Depois disso, a história fica desconexa. Há relatos, já divulgados na imprensa, de que Matheusa teria tido um “surto” psicótico e ficado nua antes de sumir na noite. “Esse papo do surto não cai para cima de mim”, diz Gabe, que trabalha com saúde mental. Ela enfatiza que o cuidado que a irmã não recebeu é uma das razões pelas quais não se pode tratar do crime somente pelo viés da LGBTfobia

Ela diz ter cortado o contato com as testemunhas que conhecia, pois não confia mais nelas. “É uma série de cuidados que não foram ofertados. Para muitas pessoas, ainda vai doer bastante.”

Legado
Para se preservar — tanto psiquicamente como contra possíveis ataques de facções —, Gabe parou de dar entrevistas à grande imprensa. Apesar disso, não repudia a cobertura feita sobre o caso até agora, e diz não ter medo, nem culpa em relação a como administrou o caso até agora.
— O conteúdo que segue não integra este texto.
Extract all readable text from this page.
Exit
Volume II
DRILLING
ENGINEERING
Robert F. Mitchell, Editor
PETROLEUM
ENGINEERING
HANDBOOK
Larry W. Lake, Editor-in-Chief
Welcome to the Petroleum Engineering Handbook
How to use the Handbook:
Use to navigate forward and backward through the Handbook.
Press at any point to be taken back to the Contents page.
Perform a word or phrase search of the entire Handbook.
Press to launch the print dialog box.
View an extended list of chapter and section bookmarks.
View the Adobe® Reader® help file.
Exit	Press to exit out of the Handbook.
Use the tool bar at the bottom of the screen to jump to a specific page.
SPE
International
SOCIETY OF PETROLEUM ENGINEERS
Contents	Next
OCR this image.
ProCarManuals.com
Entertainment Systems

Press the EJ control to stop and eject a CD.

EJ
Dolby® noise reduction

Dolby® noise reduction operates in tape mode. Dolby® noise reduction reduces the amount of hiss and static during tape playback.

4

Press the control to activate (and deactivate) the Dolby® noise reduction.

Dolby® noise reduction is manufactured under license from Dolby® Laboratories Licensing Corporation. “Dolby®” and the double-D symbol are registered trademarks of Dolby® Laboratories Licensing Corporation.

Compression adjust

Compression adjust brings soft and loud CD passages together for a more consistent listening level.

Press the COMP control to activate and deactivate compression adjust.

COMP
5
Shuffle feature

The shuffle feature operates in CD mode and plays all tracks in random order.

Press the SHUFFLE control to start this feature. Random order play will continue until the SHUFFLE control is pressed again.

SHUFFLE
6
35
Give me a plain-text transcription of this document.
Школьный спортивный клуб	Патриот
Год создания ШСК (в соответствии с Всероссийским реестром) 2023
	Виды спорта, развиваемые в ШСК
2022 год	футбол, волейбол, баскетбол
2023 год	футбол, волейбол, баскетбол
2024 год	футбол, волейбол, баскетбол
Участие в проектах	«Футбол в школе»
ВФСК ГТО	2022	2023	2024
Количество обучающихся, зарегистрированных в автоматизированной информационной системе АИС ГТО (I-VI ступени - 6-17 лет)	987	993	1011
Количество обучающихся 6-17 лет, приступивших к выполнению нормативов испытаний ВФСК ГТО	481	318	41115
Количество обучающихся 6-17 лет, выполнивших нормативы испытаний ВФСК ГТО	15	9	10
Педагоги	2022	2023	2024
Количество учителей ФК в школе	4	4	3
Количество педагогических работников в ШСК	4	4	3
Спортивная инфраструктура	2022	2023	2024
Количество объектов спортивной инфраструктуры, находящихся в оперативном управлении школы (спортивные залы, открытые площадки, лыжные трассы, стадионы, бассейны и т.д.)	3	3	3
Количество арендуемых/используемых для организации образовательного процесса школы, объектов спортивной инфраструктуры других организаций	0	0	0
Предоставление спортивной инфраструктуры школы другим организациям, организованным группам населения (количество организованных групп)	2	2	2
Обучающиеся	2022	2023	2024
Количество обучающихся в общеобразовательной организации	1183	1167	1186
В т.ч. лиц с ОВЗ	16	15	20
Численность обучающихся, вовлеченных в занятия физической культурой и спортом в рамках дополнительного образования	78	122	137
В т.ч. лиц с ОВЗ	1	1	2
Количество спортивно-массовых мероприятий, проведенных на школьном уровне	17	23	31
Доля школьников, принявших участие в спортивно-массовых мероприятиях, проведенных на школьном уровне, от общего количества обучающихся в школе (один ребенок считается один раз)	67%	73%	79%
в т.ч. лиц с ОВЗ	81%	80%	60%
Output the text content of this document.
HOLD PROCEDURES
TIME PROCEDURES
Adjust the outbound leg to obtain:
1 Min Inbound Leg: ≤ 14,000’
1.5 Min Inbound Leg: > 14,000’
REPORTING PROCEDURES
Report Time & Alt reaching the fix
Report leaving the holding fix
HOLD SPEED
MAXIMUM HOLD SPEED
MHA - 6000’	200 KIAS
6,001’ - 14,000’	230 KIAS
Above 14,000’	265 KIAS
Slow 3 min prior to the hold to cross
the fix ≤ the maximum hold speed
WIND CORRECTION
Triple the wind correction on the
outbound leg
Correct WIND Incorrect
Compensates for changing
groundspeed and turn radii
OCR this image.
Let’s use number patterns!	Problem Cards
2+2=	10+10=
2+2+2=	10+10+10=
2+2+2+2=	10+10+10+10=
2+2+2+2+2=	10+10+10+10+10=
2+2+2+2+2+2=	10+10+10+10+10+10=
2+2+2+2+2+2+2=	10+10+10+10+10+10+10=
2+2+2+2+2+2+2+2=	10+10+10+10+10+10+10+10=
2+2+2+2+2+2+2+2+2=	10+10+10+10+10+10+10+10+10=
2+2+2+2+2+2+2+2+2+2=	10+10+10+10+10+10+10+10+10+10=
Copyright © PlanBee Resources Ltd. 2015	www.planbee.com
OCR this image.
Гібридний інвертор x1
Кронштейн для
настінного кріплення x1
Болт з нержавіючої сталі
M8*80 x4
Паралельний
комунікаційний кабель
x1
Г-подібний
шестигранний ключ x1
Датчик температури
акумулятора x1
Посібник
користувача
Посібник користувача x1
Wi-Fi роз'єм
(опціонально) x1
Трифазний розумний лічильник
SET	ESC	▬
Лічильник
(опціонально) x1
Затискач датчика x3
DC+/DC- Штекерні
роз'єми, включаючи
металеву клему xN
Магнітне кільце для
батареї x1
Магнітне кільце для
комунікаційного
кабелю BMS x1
Uma série de homenagens a Matheusa deve ser organizada nos próximos meses, somando às intervenções que já aconteceram. Amanhã haverá um ato artístico no Rio, co-organizado pela irmã e por amigos da estudante.

“De alguma forma, minha família está lidando mais ou menos bem com o fato de não ter um corpo”, diz Gabe. “Me falaram que o legado da minha irmã é a própria história dela. É sim. Mas não vão nos matar mais. Ela estava quinze passos a frente de todas nós.”